From: Chris Weber (firstname.lastname@example.org)
Date: Fri Feb 18 2011 - 02:23:25 CST
I would normally use Babelmap instead of browsing the collation maps, but those are helpful, thank you Peter. That's right Jukka, when I saw Detexify at http://detexify.kirelabs.org/classify.html I thought how useful something like it could be for visually finding Unicode characters, identifying confusables, and maybe other uses. For example, someone sent me this symbol (attached as an image) and not recognizing it I wondered if it might be a legitimate script and also if it might exist in Unicode. Without the character to derive the code point from I suppose there’s no other way to tell other than to look through the collation tables. With something like Detexify I could draw the character as I see it, and it would return characters that look similar or share some of the same visual characteristics.
From: email@example.com [mailto:firstname.lastname@example.org] On Behalf Of Jukka K. Korpela
Sent: Thursday, February 17, 2011 10:13 PM
Subject: Re: visual glyph search
Peter Constable wrote:
> The collation charts are helpful for some situations:
> <http://www.unicode.org/charts/collation/> http://www.unicode.org/charts/collation/
Yes, but I think Chris Weber was up to something else when he wrote:
> Does anyone know of a visual search tool for Unicode characters?
> Something similar to <http://detexify.kirelabs.org/classify.html> http://detexify.kirelabs.org/classify.html?

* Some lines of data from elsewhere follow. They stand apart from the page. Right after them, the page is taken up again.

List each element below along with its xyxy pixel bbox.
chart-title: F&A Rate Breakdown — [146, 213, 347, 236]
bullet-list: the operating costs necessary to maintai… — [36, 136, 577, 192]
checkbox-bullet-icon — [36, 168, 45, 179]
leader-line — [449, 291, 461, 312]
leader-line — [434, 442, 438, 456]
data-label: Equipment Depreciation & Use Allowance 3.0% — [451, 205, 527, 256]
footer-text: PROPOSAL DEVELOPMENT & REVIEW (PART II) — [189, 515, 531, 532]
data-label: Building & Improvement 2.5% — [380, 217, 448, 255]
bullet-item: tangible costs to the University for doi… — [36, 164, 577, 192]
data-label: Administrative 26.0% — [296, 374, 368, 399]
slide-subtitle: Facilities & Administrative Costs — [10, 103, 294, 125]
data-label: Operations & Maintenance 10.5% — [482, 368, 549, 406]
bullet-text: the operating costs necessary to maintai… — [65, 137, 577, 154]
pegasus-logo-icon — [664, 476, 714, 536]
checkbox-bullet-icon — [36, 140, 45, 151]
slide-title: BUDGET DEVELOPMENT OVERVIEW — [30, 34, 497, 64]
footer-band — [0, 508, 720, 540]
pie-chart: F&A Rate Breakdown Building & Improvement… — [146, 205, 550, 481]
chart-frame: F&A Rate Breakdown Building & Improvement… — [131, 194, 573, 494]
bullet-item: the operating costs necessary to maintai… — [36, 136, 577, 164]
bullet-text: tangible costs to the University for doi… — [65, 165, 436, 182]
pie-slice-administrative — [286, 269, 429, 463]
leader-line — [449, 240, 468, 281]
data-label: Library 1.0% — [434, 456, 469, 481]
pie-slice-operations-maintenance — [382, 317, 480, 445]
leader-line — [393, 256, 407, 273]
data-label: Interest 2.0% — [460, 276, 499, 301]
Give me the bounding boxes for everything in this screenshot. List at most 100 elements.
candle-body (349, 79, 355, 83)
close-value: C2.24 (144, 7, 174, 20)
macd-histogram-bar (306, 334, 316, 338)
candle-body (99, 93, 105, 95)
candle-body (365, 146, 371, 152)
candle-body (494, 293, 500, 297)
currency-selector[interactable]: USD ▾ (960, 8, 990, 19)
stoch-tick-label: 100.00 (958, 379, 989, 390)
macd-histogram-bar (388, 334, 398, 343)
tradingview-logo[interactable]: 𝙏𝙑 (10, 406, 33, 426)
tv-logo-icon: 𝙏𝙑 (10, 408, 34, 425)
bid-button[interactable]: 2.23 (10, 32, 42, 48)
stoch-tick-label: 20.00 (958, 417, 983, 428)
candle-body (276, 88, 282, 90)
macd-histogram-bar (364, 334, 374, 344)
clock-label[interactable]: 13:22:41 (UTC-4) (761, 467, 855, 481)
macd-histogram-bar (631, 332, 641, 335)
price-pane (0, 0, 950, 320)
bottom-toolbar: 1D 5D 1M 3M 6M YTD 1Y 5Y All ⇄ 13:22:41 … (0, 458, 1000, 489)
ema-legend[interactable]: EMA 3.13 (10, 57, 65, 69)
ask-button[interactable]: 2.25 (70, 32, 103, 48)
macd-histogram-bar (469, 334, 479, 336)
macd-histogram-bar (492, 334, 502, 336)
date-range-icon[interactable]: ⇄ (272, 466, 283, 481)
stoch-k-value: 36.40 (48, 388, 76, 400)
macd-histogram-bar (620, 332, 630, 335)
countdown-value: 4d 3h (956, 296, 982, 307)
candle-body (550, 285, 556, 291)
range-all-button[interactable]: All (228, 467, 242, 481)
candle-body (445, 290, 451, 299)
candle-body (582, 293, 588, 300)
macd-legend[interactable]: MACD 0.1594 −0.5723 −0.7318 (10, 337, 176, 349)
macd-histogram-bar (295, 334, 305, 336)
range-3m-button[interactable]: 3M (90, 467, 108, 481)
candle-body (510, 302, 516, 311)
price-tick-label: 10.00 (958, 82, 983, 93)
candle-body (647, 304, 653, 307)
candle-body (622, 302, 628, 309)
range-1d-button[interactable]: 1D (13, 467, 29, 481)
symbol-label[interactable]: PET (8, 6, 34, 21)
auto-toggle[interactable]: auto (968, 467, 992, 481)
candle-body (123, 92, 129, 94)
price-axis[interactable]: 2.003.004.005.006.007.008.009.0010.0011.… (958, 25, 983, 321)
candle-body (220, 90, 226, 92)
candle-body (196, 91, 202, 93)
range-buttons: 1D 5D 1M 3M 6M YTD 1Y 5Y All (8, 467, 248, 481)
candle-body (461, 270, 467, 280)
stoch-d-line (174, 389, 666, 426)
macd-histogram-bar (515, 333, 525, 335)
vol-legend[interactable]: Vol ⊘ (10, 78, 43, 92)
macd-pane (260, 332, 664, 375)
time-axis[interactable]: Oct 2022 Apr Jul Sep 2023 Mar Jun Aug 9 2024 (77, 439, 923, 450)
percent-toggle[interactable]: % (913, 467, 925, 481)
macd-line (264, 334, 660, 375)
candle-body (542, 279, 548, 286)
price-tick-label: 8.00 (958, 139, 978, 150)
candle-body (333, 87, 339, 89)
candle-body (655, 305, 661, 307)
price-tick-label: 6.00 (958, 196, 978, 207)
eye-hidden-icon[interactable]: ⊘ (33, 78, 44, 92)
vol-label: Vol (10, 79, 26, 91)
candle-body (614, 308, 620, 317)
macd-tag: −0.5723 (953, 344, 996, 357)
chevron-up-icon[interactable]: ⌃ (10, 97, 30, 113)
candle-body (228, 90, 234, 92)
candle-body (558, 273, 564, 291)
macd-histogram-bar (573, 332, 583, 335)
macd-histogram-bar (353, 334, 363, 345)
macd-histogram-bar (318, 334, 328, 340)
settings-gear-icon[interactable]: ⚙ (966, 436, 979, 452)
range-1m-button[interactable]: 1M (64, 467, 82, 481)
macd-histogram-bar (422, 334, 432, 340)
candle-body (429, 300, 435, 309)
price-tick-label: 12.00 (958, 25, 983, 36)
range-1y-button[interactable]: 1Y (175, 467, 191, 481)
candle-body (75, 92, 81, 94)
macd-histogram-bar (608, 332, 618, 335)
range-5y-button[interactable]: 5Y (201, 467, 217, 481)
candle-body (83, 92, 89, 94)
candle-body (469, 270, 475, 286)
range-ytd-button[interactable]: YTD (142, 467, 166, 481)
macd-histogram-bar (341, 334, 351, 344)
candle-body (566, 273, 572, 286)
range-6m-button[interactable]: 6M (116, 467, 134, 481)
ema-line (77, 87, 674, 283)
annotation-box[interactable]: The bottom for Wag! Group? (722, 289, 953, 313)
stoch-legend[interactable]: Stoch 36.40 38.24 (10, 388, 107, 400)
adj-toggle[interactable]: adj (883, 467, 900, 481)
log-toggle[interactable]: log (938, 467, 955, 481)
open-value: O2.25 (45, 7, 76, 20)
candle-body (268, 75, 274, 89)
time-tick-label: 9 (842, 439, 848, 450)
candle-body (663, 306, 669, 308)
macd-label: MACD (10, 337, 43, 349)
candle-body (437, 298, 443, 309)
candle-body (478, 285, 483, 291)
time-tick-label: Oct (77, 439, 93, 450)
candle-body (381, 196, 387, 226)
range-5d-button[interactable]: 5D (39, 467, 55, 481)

That tool lets you draw, by hand (mouse), a glyph and then recognizes what symbol it might be. It’s a pretty cool tool, but it’s limited to symbols (whatever that might be—letters are apparently excluded, as e.g. my draw of the diameter sign resulted in a suggestion of a few symbols, including the diameter sign, but excluding the letter ø). Moreover, it recognizes drawn characters. I tried to copy and paste a character there but just managed to crash Firefox.